Best cream cheese ever.
I’ve developed a weekly ritual where I trek down to a local bagel shop and work for a few hours just to get out of the house. I always order the exact same thing (so far) which is a bagel and their delicious crunchy veggie cream cheese.
Last week I probably weirded out some of the workers there by obsessively dissecting my cream cheese to figure out all the veggies that it included.
Yep. I reverse engineered cream cheese. And you should be glad that I did.
Adding a bunch of really crunchy vegetables to cream cheese just takes it to another level. Not to mention it makes it somewhat healthier.
Crunchy Veggie Cream Cheese
Yield: 8-10 bagels worth
Prep Time: 10 minutes
Total Time: 10 minutes
Ingredients:
1 pound cream cheese, room temp
1 large carrot, or 6-7 baby carrots
3-4 radishes
1/2 red pepper
1 stalk celery
3 scallions
2 Teaspoons fresh ground pepper
Pinch of saltHelpful Equipment:
Food processor or heck, just a box graterDirections:
1) Take your time grating or mincing veggies until they are evenly shaped and fairly small.
2) Mix in cream cheese. This will be a lot easier if your cream cheese is room temp.
3) Season with salt and pepper.
4) Schmear it!
Ideally, you want to end up with about 2-3 cups of very finely minced or grated veggies for this recipe. The above measurements are far from scientific and you should feel free to add more or less if you want.
This ratio worked great for me though. I thought it ended up with the perfect mix of veggies and cheese.
You don't need a lot.
The fastest way to get the veggies to a nice even mince is to use a grater. I was being pretty lazy on this day and decided to try out my grater disc on my food processor. It worked pretty well except on the celery and scallions. Those I just diced by hand.

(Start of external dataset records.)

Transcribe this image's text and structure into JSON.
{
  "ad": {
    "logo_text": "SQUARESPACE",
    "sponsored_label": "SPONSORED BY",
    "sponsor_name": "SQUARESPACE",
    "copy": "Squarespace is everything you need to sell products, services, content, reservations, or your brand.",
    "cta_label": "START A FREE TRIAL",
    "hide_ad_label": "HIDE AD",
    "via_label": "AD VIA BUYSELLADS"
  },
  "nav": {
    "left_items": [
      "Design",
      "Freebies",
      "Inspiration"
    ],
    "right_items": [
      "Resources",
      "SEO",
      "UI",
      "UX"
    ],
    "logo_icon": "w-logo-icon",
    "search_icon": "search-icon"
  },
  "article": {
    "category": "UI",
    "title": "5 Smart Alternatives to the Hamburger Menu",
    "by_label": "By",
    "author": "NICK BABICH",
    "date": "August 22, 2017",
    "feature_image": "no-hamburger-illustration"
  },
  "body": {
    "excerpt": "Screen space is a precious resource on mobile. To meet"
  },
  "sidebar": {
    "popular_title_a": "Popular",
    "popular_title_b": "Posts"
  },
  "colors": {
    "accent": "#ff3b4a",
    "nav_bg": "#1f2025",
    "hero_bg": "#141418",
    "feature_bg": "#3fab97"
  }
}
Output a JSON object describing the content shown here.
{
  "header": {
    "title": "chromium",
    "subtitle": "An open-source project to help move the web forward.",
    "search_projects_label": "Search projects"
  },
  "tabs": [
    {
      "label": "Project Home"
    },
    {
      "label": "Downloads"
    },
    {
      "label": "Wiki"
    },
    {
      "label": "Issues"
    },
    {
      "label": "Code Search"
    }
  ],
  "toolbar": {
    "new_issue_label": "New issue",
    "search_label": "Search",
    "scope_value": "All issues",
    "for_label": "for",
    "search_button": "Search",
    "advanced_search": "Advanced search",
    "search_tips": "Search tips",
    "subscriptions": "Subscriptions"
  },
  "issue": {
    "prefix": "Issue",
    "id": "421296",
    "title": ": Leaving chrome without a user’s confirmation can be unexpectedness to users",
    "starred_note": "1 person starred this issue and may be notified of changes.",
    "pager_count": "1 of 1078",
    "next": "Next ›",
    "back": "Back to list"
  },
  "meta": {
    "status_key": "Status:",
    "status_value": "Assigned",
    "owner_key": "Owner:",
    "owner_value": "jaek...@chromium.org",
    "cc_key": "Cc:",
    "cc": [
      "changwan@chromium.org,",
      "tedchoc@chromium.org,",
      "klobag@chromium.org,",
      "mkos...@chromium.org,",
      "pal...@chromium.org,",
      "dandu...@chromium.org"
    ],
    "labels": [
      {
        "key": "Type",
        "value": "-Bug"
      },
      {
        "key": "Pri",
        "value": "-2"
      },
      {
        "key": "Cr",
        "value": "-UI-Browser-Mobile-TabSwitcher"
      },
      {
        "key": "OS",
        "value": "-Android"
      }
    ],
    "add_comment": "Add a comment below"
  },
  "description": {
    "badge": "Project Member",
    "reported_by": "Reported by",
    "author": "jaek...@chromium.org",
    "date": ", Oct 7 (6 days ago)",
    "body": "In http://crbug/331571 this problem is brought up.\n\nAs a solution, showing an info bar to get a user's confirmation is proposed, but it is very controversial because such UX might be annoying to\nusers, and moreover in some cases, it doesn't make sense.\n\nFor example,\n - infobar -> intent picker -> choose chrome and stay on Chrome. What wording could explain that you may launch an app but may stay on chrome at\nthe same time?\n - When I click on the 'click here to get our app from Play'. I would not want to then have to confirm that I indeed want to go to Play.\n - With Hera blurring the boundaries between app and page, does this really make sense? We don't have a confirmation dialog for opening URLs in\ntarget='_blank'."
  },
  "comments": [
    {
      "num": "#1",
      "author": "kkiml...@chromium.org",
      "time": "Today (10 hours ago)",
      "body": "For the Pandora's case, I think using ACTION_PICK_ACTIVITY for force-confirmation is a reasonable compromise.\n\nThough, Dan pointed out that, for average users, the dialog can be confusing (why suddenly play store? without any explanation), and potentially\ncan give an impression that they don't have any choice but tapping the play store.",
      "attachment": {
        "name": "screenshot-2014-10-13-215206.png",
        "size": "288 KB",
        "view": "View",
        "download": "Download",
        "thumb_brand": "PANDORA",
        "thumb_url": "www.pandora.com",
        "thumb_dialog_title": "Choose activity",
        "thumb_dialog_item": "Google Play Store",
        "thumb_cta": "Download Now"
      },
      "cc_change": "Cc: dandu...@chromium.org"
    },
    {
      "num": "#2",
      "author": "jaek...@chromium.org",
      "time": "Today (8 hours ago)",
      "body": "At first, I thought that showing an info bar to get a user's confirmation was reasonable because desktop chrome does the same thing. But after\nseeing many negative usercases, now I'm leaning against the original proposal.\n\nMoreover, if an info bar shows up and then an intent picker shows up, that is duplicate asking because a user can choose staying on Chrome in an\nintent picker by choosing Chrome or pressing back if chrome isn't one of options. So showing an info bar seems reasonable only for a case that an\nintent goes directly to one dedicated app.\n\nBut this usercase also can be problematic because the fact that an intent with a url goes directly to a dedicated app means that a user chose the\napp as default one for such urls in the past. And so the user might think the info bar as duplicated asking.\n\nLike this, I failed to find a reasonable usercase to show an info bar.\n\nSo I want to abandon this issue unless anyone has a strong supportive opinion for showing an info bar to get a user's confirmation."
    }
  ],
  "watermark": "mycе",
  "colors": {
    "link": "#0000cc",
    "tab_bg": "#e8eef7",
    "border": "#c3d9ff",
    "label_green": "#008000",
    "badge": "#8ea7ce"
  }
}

Say hello to my little friend.
As you can imagine though, the most important thing for this recipe is just making sure your veggies are minced or grated super-fine.
So take your time and use the best tools you have to get the job done. Even a box grater would work great for this.
Here’s my finished veggies.
Colorful stuff!
Mixing in the cream cheese is really easy if you let it come to room temperature before you try mixing it. Otherwise, it’s a bit of a workout.
I, of course, forgot to take my out of the fridge so I had two hard blocks of cheese in my bowl.
It helps it your cream cheese is room temp.
Once you get everything mixed up, you can add the secret ingredient: LOTS of crushed black pepper.
It gets mixed in with the veggies and everything and just works beautifully.
Lots of pepper is the key.
Once everything is mixed together, you’ll have a nice and thick mixture. It’s creamy, but crunchy.
It looks a bit like a hot mess, but trust me. It’s good.
BAM.
Of course, the first thing I did with my cream cheese is deploy the traditional schmear.
Definition of Schmear.
This is a quick and simple recipe that you can make it just a few minutes and it keeps fine for a week or two.
It really does take the standard bagel to another level and is vastly better than the veggie cream cheese that you can buy in the store.